The smoothness of the estimate \(\hat{f}_n(x)\) is controlled by some parameter. The smoothing parameter is the number of bins or the binwidth for the histograms, while the bandwidth \(h\) for the kernel density estimators. Too smooth estimators will give small sampling variance but large bias, which is underfitting. On the other hand, undersmoothed estimators have small bias but large sampling variance, which is overfitting. To minimize the risk, a trade-off between bias and variance needs to be balanced.
A common method of selecting smoothing parameters to minimise risk is through cross-validation, and the leave-one-out method is used in this report.
Without the response variable, the cross-validation estimator is different from that of the regression case. The cross-validation estimator of risk[1] is
\[\hat{J} (h) = \int \left( \hat{f}_n (x) \right)^2 \text{d}x - \frac{2}{n} \sum_{i = 1}^{n} \hat{f}_{(-i)} (X_i), \label{6} \tag{6} \]where \(\hat{f}_{(-i)}\) is the estimator from the sample without the \(i^{\text{th}}\) observation (Wasserman, 2006, ch. 6).
3 Data generating processes and preliminary experiments
Simulation processes
Samples from four different distributions are generated. A one-shot experiment is performed first. For each sample, we get the histogram estimator and Gaussian kernel density estimator with smooth parameters chosen by cross-validation. The sample size is chosen to be 250 here.

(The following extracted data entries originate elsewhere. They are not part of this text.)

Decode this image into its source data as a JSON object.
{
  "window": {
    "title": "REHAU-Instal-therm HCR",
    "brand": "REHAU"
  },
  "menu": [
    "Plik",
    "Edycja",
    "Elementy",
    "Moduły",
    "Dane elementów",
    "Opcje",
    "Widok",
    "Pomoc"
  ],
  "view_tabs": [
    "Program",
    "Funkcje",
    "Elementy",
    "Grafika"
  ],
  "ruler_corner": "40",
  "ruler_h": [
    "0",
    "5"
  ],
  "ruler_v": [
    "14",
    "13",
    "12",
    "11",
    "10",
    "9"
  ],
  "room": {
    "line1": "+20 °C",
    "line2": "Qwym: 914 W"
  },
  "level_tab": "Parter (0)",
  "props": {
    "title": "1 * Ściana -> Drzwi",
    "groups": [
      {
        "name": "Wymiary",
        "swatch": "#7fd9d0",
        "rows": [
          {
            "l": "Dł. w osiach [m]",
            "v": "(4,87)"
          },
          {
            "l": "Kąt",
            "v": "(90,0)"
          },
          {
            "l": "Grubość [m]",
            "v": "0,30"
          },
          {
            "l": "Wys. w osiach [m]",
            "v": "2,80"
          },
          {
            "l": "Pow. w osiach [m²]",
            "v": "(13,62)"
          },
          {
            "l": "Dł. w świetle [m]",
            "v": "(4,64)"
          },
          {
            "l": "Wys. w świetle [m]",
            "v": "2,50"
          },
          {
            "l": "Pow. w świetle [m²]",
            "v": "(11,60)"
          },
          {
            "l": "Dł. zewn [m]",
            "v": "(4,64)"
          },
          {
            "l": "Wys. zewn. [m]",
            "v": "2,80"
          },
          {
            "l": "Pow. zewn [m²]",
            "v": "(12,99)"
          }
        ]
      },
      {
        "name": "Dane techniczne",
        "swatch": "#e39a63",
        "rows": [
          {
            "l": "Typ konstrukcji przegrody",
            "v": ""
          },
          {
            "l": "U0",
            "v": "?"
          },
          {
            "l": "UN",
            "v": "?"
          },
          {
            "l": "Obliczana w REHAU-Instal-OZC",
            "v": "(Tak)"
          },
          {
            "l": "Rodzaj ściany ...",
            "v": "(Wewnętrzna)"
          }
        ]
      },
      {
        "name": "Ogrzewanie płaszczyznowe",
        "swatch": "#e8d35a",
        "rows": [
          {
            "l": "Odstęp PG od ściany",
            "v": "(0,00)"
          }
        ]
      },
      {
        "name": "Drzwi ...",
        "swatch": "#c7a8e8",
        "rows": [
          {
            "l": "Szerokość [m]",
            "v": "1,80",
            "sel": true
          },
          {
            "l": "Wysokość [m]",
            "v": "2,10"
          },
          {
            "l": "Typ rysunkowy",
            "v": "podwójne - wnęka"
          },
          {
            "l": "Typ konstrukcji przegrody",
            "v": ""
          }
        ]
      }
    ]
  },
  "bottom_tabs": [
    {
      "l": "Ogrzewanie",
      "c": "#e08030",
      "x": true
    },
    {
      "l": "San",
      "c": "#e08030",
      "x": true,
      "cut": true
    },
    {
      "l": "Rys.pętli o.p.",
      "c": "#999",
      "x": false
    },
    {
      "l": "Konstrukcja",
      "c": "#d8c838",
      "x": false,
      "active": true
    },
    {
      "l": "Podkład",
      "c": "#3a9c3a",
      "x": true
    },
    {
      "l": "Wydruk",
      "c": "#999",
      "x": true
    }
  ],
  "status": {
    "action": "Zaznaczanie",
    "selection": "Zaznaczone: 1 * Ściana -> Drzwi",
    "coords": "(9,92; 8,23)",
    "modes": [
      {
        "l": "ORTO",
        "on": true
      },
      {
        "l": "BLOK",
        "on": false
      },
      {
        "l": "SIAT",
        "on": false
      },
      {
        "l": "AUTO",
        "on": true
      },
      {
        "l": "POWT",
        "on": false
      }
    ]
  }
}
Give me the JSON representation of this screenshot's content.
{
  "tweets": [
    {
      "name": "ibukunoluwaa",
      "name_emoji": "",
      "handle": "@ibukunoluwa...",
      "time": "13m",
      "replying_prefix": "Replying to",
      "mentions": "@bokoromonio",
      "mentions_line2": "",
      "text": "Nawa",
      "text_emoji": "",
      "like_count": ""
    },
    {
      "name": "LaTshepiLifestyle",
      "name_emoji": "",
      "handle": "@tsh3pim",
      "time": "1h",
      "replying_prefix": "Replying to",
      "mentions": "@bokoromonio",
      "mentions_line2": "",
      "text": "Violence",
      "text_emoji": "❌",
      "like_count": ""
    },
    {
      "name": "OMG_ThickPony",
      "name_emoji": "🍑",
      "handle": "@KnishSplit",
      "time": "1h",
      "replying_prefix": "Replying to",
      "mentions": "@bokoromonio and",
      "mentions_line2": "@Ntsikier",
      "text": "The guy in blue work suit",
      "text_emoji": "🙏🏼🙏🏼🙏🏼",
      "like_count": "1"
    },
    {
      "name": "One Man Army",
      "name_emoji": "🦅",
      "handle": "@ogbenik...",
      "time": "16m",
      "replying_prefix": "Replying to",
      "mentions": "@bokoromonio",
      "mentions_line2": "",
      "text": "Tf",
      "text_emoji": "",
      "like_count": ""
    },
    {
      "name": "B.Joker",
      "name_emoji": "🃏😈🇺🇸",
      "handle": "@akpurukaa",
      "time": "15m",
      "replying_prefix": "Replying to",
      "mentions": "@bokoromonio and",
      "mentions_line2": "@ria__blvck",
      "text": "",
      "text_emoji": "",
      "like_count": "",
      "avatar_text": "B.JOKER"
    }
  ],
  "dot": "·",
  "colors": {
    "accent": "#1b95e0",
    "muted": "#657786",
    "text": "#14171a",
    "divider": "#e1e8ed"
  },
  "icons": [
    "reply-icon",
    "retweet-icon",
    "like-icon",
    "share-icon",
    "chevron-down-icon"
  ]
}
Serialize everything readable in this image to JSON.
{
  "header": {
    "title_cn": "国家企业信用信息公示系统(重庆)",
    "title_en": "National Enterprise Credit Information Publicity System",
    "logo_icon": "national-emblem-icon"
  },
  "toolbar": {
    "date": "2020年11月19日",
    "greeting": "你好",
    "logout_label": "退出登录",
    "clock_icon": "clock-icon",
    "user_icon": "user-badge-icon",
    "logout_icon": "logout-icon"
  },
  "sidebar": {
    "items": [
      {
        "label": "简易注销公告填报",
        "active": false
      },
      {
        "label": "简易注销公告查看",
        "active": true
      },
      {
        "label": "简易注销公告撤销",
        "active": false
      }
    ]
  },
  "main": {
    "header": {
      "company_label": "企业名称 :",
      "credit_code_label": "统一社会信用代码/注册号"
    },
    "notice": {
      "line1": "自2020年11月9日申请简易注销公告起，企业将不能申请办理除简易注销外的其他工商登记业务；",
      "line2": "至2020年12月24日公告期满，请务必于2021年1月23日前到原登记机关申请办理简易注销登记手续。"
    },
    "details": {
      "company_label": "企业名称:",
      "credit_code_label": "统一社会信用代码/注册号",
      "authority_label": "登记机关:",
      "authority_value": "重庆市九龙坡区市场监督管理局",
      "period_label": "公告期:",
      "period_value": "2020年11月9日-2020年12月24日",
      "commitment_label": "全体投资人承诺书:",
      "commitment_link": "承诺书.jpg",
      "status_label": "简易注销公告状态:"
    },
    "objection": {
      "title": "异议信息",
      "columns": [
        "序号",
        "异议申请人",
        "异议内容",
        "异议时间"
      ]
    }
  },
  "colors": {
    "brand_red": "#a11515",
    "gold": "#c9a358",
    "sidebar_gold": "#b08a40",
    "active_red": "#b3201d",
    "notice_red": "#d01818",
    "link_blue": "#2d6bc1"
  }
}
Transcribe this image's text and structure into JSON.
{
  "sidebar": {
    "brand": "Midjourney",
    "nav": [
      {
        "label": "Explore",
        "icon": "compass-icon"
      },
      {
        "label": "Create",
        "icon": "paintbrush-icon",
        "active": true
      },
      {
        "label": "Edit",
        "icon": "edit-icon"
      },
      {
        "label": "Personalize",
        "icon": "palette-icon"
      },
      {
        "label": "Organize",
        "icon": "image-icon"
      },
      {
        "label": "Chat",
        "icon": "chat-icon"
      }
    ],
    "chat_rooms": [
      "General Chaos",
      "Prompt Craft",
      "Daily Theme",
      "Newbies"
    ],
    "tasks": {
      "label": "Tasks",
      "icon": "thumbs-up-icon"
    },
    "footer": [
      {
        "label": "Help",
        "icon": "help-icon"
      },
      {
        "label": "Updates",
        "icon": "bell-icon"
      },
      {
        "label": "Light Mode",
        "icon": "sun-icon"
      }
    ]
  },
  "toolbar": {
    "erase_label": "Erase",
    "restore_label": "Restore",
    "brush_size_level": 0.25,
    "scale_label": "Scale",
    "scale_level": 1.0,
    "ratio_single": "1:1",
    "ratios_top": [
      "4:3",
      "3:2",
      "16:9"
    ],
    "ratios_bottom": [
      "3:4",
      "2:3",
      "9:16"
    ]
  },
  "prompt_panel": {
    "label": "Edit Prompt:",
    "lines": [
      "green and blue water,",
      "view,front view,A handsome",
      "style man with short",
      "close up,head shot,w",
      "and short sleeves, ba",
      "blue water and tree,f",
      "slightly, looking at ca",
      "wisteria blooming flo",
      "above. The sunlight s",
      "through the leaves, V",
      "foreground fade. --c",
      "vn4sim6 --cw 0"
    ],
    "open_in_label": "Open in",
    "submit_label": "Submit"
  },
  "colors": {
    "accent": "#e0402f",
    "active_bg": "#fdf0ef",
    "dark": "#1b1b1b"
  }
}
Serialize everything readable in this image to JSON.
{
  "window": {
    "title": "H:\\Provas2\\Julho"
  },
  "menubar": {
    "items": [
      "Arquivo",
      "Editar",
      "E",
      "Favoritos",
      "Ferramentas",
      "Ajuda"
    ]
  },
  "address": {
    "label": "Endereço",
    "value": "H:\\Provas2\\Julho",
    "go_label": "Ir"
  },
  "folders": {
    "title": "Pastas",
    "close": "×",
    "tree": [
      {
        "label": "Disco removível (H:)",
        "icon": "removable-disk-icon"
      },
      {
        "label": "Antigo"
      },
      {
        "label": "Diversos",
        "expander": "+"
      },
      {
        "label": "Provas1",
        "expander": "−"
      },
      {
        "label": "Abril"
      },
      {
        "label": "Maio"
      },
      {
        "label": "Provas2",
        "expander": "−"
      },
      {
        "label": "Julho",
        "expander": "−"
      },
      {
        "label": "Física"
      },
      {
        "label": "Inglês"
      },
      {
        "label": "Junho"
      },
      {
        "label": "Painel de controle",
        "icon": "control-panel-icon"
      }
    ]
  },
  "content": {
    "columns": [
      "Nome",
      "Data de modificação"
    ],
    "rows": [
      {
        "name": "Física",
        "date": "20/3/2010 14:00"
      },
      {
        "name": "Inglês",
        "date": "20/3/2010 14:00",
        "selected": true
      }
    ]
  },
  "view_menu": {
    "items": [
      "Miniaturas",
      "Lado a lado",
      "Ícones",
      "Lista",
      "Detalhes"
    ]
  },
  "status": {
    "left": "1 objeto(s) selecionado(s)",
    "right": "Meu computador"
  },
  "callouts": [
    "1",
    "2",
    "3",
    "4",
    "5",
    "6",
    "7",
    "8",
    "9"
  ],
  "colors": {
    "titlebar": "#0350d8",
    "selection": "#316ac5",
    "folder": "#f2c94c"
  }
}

The four distributions, used in the Monte Carlo simulation study in Section 4 as well, are
-
standard normal distribution: \(N(0, 1)\);
-
exponential distribution with rate 1: \(\exp(1)\);
-
chi-squared distribution with 3 degrees of freedom: \(\chi^2(3)\);
-
Claw density (Marron & Wand, 1992) or, in Wasserman (2006)'s words, Bart Simpson density, which is a normal mixing density:
\[f = \frac{1}{2} N(0, 1) + \frac{1}{10} \sum_{m = 0}^4 N \left( \frac{m}{2}-1, \frac{1}{10} \right). \label{7} \tag{7} \]
Results
The estimated densities against the true densities of these four distributions are shown in Figure 1 through 4. The kernel density estimation produces smoothed estimators compared to the histogram. It seems that the estimated densities capture the essential characteristics of true distribution, though most estimators seem to be undersmoothed a little. In the case of known true densities, it can be seen that the estimators of the smoothing parameters chosen by cross-validation capture more variation in the data than is needed. However, when it comes to the Bart Simpson density example in Figure 4, the estimators appear to be properly smoothed for the "wave" part of the density. In Figure 3, the histogram estimator gives a density with lower noise, which is closer to the true density. Alternative choices of smoothing parameters can be considered to obtain the best estimate depending on the situation.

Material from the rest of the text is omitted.